My second cake with the Fillables pans was for work. I used another King Arthur Flour recipe, this time a rich and dark Devil’s Food cake. This recipe called for greasing and then dusting the pan with cocoa powder, and as before both layers baked up perfectly. More importantly there were no issues with getting the cakes out to cool.
For this chocolate cake I made a simple, stove-top raspberry sauce by simmering raspberries with sugar until it was thick. Once this sauce cooled I spooned it into the pockets. I then spread a thick layer of buttercream frosting over the pockets, topping it with the second cake layer. Dusted with confectioner’s sugar and finished with a swirl of caramel sauce, it was a eye-catching and decadent dessert. And it was quickly devoured!
These two recipes in my opinion really put the pans to the test: with no coating of frosting on the sides to hide tears or divots, it was crucial that the cakes be able to cleanly release from the pans. And they did!
With the raspberry sauce filling I was a little concerned that it might soak through the bottom of the pockets, but thankfully it stayed put.

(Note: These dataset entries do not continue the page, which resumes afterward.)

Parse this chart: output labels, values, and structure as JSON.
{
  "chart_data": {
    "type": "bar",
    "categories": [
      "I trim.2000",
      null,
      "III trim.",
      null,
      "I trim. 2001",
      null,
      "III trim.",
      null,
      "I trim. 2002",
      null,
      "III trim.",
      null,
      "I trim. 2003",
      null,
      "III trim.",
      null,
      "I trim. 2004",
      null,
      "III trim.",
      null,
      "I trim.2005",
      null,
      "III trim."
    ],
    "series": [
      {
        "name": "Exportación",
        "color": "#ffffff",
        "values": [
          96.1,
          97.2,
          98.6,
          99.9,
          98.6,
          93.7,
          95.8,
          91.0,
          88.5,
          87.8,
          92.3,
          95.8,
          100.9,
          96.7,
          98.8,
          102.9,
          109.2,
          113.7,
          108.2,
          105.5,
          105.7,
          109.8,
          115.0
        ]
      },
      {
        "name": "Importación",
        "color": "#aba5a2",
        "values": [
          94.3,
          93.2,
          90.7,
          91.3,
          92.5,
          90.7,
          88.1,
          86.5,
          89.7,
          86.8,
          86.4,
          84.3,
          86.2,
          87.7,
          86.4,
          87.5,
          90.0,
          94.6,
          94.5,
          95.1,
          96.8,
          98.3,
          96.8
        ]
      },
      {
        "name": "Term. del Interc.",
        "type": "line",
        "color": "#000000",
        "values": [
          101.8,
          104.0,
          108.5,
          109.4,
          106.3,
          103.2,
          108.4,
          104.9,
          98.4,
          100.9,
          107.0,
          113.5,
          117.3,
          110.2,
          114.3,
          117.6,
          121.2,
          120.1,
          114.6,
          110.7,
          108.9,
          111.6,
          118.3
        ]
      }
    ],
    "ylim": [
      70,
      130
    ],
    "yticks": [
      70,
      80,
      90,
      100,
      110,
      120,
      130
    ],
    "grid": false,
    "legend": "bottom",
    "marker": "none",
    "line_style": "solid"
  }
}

This is dependent on the type of cake and wet filling you might choose of course, but having the pockets smooth and perfectly formed helps keep the fillings where you want them.
Since the pockets are filled after baking, you can really get creative with cake/frosting/filling combinations.
I even used it to create a King Cake for Mardi Gras. Those pockets made a perfect hiding spot for the baby!
Disclaimer: I was provided with a free product in return for my honest review. All thoughts and opinions expressed here are my own and were not influenced by the companies.